Strain the tincture through a fine mesh sieve or cheesecloth into a sterilized jar. Make sure that no herbs are left in the tincture because they may cause mould and spoilage.
Store the tincture in a dark bottle with a dropper in a cold place. It can last up to 5 years.
label your rosemary extract with the name and date you made it.
Rosemary tincture uses
The most beneficial way of using this homemade tincture is to take it internally. Take the drops directly under the tongue which allows the tincture to get directly to the bloodstream. If it is more convenient for you, you can also dilute it in water, tea, or juice
Rosemary tincture dosage
The recommended dosage is between 15 and 30 drops one to three times daily. The research suggests a dose of 60 drops daily has shown to have beneficial results.
For hair growth
Dilute this rosemary tincture recipe into your own hair products such as shampoo, conditioner or hair rinse to give your hair extra boost. Add 1 full dropper squeeze (½ tablespoon) per 8 ounces to hair product of your choice
This rosemary tincture is best used in drink infusion, candy or sauce making. Add as many drops to your final recipe as you need for your desired strength!

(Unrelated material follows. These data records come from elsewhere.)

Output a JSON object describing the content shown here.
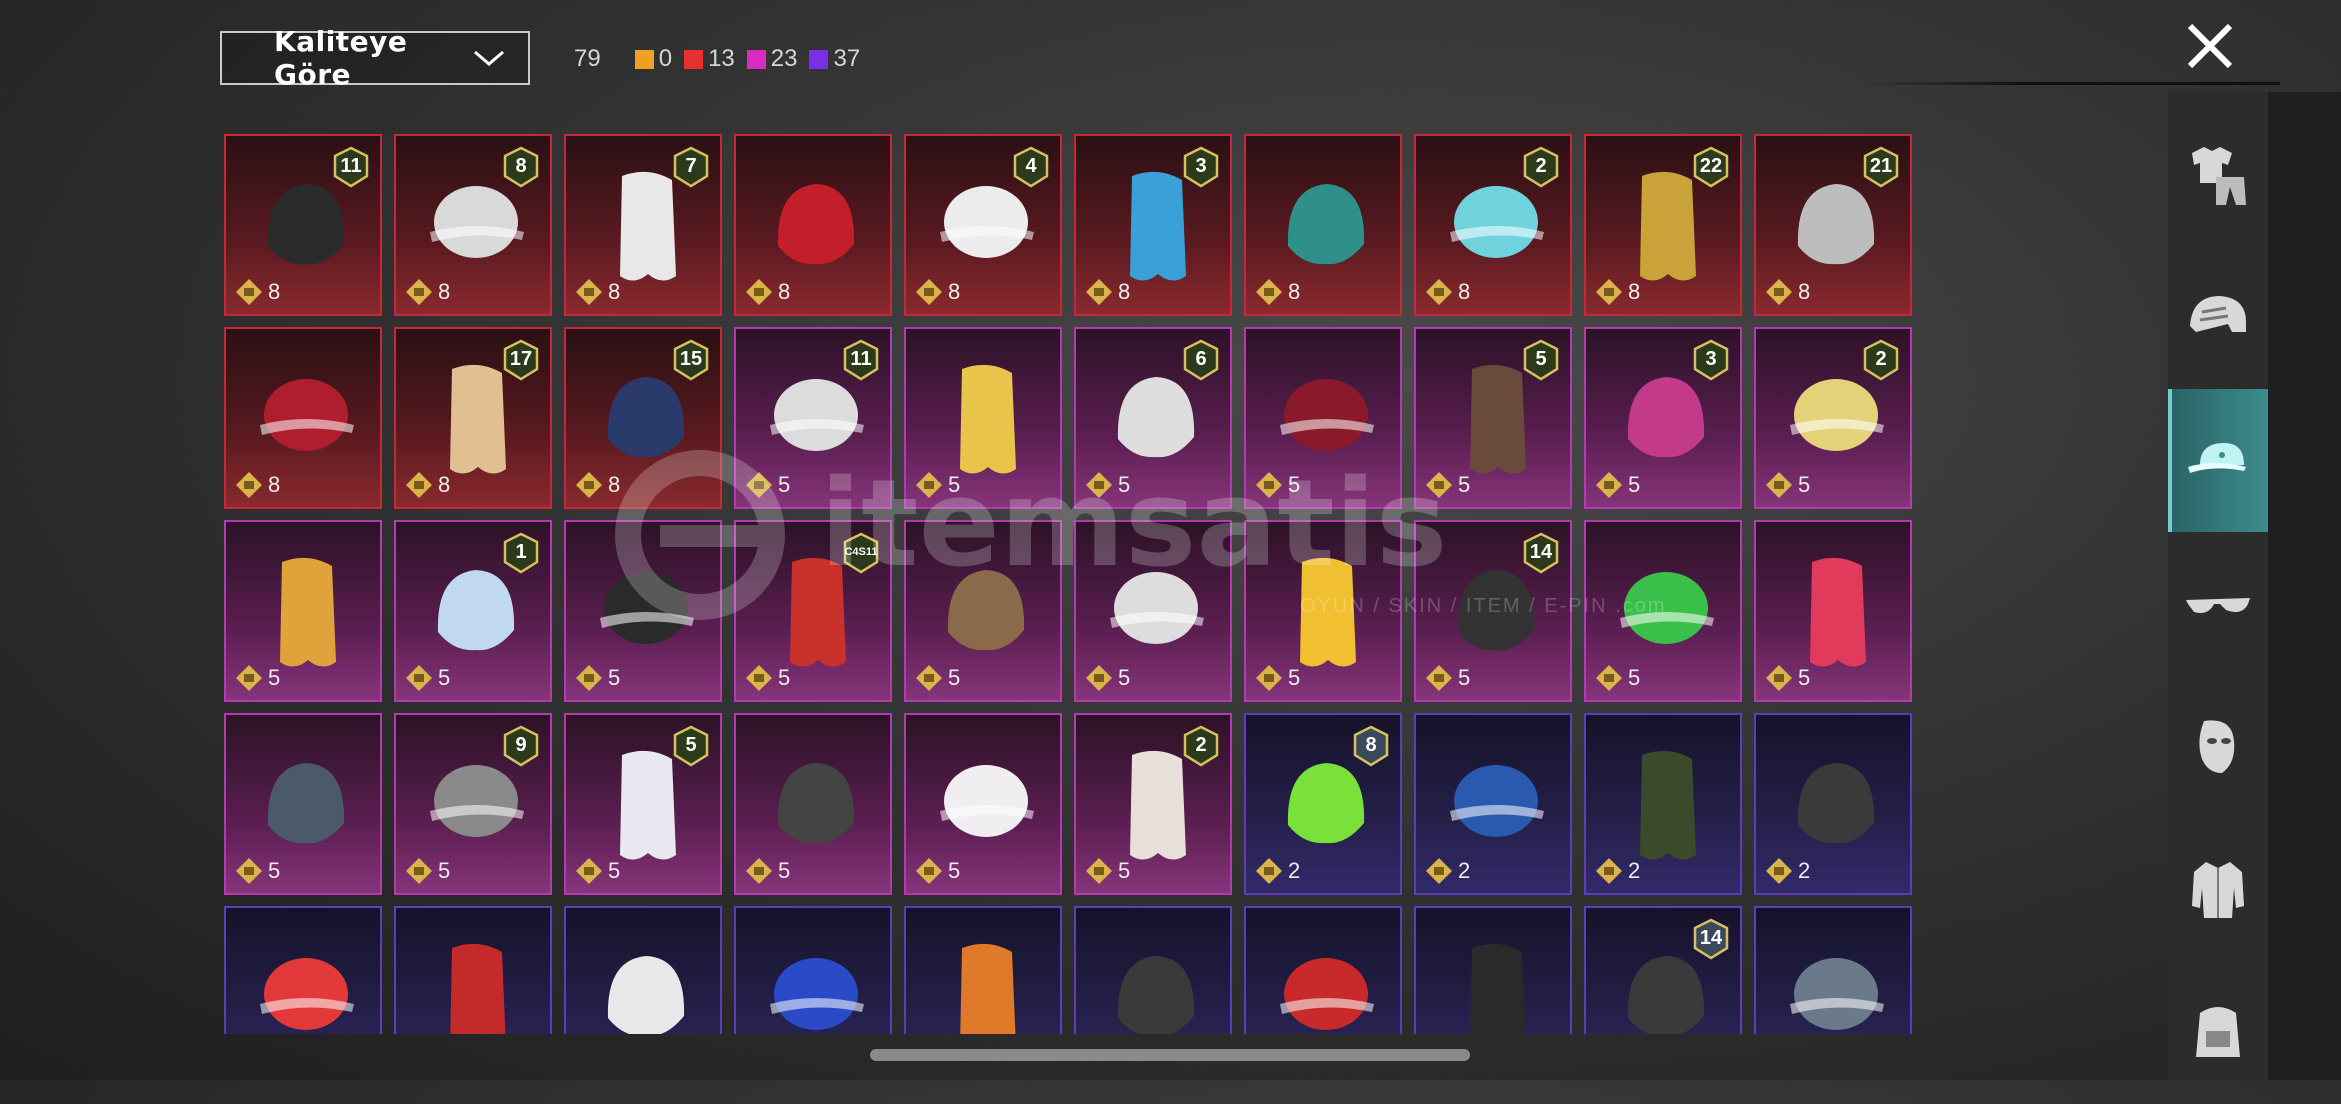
{
  "filter": {
    "sort_label": "Kaliteye Göre"
  },
  "counts": {
    "total": "79",
    "legendary": {
      "value": "0",
      "color": "#f0a020"
    },
    "red": {
      "value": "13",
      "color": "#e8312e"
    },
    "pink": {
      "value": "23",
      "color": "#d92bc0"
    },
    "purple": {
      "value": "37",
      "color": "#7a2ee8"
    }
  },
  "watermark": {
    "brand": "itemsatis",
    "tag": "OYUN / SKIN / ITEM / E-PIN .com"
  },
  "sidebar": {
    "tabs": [
      {
        "name": "outfit-tab",
        "icon": "outfit-icon"
      },
      {
        "name": "helmet-tab",
        "icon": "helmet-icon"
      },
      {
        "name": "hat-tab",
        "icon": "cap-icon",
        "active": true
      },
      {
        "name": "glasses-tab",
        "icon": "glasses-icon"
      },
      {
        "name": "mask-tab",
        "icon": "mask-icon"
      },
      {
        "name": "jacket-tab",
        "icon": "jacket-icon"
      },
      {
        "name": "backpack-tab",
        "icon": "backpack-icon"
      }
    ]
  },
  "items": [
    {
      "rarity": "red",
      "points": "8",
      "level": "11",
      "art": "dark-hair"
    },
    {
      "rarity": "red",
      "points": "8",
      "level": "8",
      "art": "white-hair-wings"
    },
    {
      "rarity": "red",
      "points": "8",
      "level": "7",
      "art": "white-long-hair"
    },
    {
      "rarity": "red",
      "points": "8",
      "level": "",
      "art": "red-helmet"
    },
    {
      "rarity": "red",
      "points": "8",
      "level": "4",
      "art": "snowman-top-hat"
    },
    {
      "rarity": "red",
      "points": "8",
      "level": "3",
      "art": "joker-blue-hair"
    },
    {
      "rarity": "red",
      "points": "8",
      "level": "",
      "art": "teal-dragon-helm"
    },
    {
      "rarity": "red",
      "points": "8",
      "level": "2",
      "art": "cyan-bucket-hair"
    },
    {
      "rarity": "red",
      "points": "8",
      "level": "22",
      "art": "golden-helm"
    },
    {
      "rarity": "red",
      "points": "8",
      "level": "21",
      "art": "clown-mask"
    },
    {
      "rarity": "red",
      "points": "8",
      "level": "",
      "art": "oni-helmet"
    },
    {
      "rarity": "red",
      "points": "8",
      "level": "17",
      "art": "white-gold-mask"
    },
    {
      "rarity": "red",
      "points": "8",
      "level": "15",
      "art": "blue-hooded-helm"
    },
    {
      "rarity": "pink",
      "points": "5",
      "level": "11",
      "art": "flower-crown-hair"
    },
    {
      "rarity": "pink",
      "points": "5",
      "level": "",
      "art": "blonde-ponytail"
    },
    {
      "rarity": "pink",
      "points": "5",
      "level": "6",
      "art": "black-white-visor"
    },
    {
      "rarity": "pink",
      "points": "5",
      "level": "",
      "art": "red-bow-hair"
    },
    {
      "rarity": "pink",
      "points": "5",
      "level": "5",
      "art": "cat-ear-hair"
    },
    {
      "rarity": "pink",
      "points": "5",
      "level": "3",
      "art": "jester-hat"
    },
    {
      "rarity": "pink",
      "points": "5",
      "level": "2",
      "art": "maid-headband"
    },
    {
      "rarity": "pink",
      "points": "5",
      "level": "",
      "art": "potato-head"
    },
    {
      "rarity": "pink",
      "points": "5",
      "level": "1",
      "art": "pastel-pigtails"
    },
    {
      "rarity": "pink",
      "points": "5",
      "level": "",
      "art": "dark-braids"
    },
    {
      "rarity": "pink",
      "points": "5",
      "level": "C4S11",
      "art": "red-cap"
    },
    {
      "rarity": "pink",
      "points": "5",
      "level": "",
      "art": "brown-twintails"
    },
    {
      "rarity": "pink",
      "points": "5",
      "level": "",
      "art": "gold-crown-hair"
    },
    {
      "rarity": "pink",
      "points": "5",
      "level": "",
      "art": "duck-mask"
    },
    {
      "rarity": "pink",
      "points": "5",
      "level": "14",
      "art": "officer-cap"
    },
    {
      "rarity": "pink",
      "points": "5",
      "level": "",
      "art": "frog-mask"
    },
    {
      "rarity": "pink",
      "points": "5",
      "level": "",
      "art": "red-beret-hair"
    },
    {
      "rarity": "pink",
      "points": "5",
      "level": "",
      "art": "gas-mask"
    },
    {
      "rarity": "pink",
      "points": "5",
      "level": "9",
      "art": "grey-dreads"
    },
    {
      "rarity": "pink",
      "points": "5",
      "level": "5",
      "art": "white-bowler-hat"
    },
    {
      "rarity": "pink",
      "points": "5",
      "level": "",
      "art": "small-ears"
    },
    {
      "rarity": "pink",
      "points": "5",
      "level": "",
      "art": "sun-hat"
    },
    {
      "rarity": "pink",
      "points": "5",
      "level": "2",
      "art": "bunny-mask"
    },
    {
      "rarity": "purple",
      "points": "2",
      "level": "8",
      "art": "green-skull-hood"
    },
    {
      "rarity": "purple",
      "points": "2",
      "level": "",
      "art": "white-cap"
    },
    {
      "rarity": "purple",
      "points": "2",
      "level": "",
      "art": "gas-helmet"
    },
    {
      "rarity": "purple",
      "points": "2",
      "level": "",
      "art": "tactical-helmet"
    },
    {
      "rarity": "purple",
      "points": "",
      "level": "",
      "art": "red-white-cap"
    },
    {
      "rarity": "purple",
      "points": "",
      "level": "",
      "art": "red-gold-cap"
    },
    {
      "rarity": "purple",
      "points": "",
      "level": "",
      "art": "football-helmet"
    },
    {
      "rarity": "purple",
      "points": "",
      "level": "",
      "art": "blue-cricket-helmet"
    },
    {
      "rarity": "purple",
      "points": "",
      "level": "",
      "art": "orange-visor-hair"
    },
    {
      "rarity": "purple",
      "points": "",
      "level": "",
      "art": "goggle-helmet"
    },
    {
      "rarity": "purple",
      "points": "",
      "level": "",
      "art": "striped-beanie"
    },
    {
      "rarity": "purple",
      "points": "",
      "level": "",
      "art": "moto-helmet"
    },
    {
      "rarity": "purple",
      "points": "",
      "level": "14",
      "art": "black-officer-cap"
    },
    {
      "rarity": "purple",
      "points": "",
      "level": "",
      "art": "goggles-beanie"
    }
  ]
}
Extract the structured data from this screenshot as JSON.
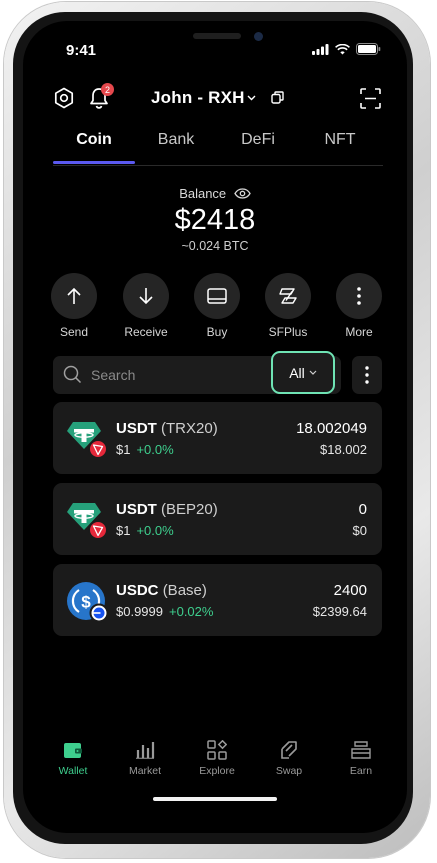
{
  "status": {
    "time": "9:41"
  },
  "header": {
    "wallet_name": "John - RXH",
    "notification_count": "2"
  },
  "tabs": [
    {
      "label": "Coin",
      "active": true
    },
    {
      "label": "Bank",
      "active": false
    },
    {
      "label": "DeFi",
      "active": false
    },
    {
      "label": "NFT",
      "active": false
    }
  ],
  "balance": {
    "label": "Balance",
    "amount": "$2418",
    "btc": "~0.024 BTC"
  },
  "actions": [
    {
      "label": "Send",
      "icon": "arrow-up-icon"
    },
    {
      "label": "Receive",
      "icon": "arrow-down-icon"
    },
    {
      "label": "Buy",
      "icon": "card-icon"
    },
    {
      "label": "SFPlus",
      "icon": "sfplus-icon"
    },
    {
      "label": "More",
      "icon": "more-vertical-icon"
    }
  ],
  "search": {
    "placeholder": "Search"
  },
  "filter": {
    "label": "All"
  },
  "assets": [
    {
      "symbol": "USDT",
      "network": "(TRX20)",
      "price": "$1",
      "change": "+0.0%",
      "quantity": "18.002049",
      "fiat": "$18.002",
      "icon": "tether-icon",
      "badge": "tron-badge-icon"
    },
    {
      "symbol": "USDT",
      "network": "(BEP20)",
      "price": "$1",
      "change": "+0.0%",
      "quantity": "0",
      "fiat": "$0",
      "icon": "tether-icon",
      "badge": "tron-badge-icon"
    },
    {
      "symbol": "USDC",
      "network": "(Base)",
      "price": "$0.9999",
      "change": "+0.02%",
      "quantity": "2400",
      "fiat": "$2399.64",
      "icon": "usdc-icon",
      "badge": "base-badge-icon"
    }
  ],
  "nav": [
    {
      "label": "Wallet",
      "active": true,
      "icon": "wallet-icon"
    },
    {
      "label": "Market",
      "active": false,
      "icon": "market-icon"
    },
    {
      "label": "Explore",
      "active": false,
      "icon": "explore-icon"
    },
    {
      "label": "Swap",
      "active": false,
      "icon": "swap-icon"
    },
    {
      "label": "Earn",
      "active": false,
      "icon": "earn-icon"
    }
  ],
  "colors": {
    "accent": "#5b59f0",
    "positive": "#3ecf8e",
    "filter_border": "#6fe3b4",
    "tether": "#26a17b",
    "usdc": "#2775ca",
    "tron": "#e5283a"
  }
}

Rosemary tincture cocktails
Rosemary extract is aromatic and just a few drops can give a herbal spin to traditional drinks or cocktails such as Killer queen or Gin fizz
Similarly, I make cocktails with orange or lemon extract.
If you want to make an alcohol free tincture you can replace alcohol with vegetable glycerine or apple cider vinegar.
If stored properly in a dark and dry place away from direct sunlight like a kitchen cabinet it can last up to 5 years.
you can also buy ready made rosemary tincture if you prefer.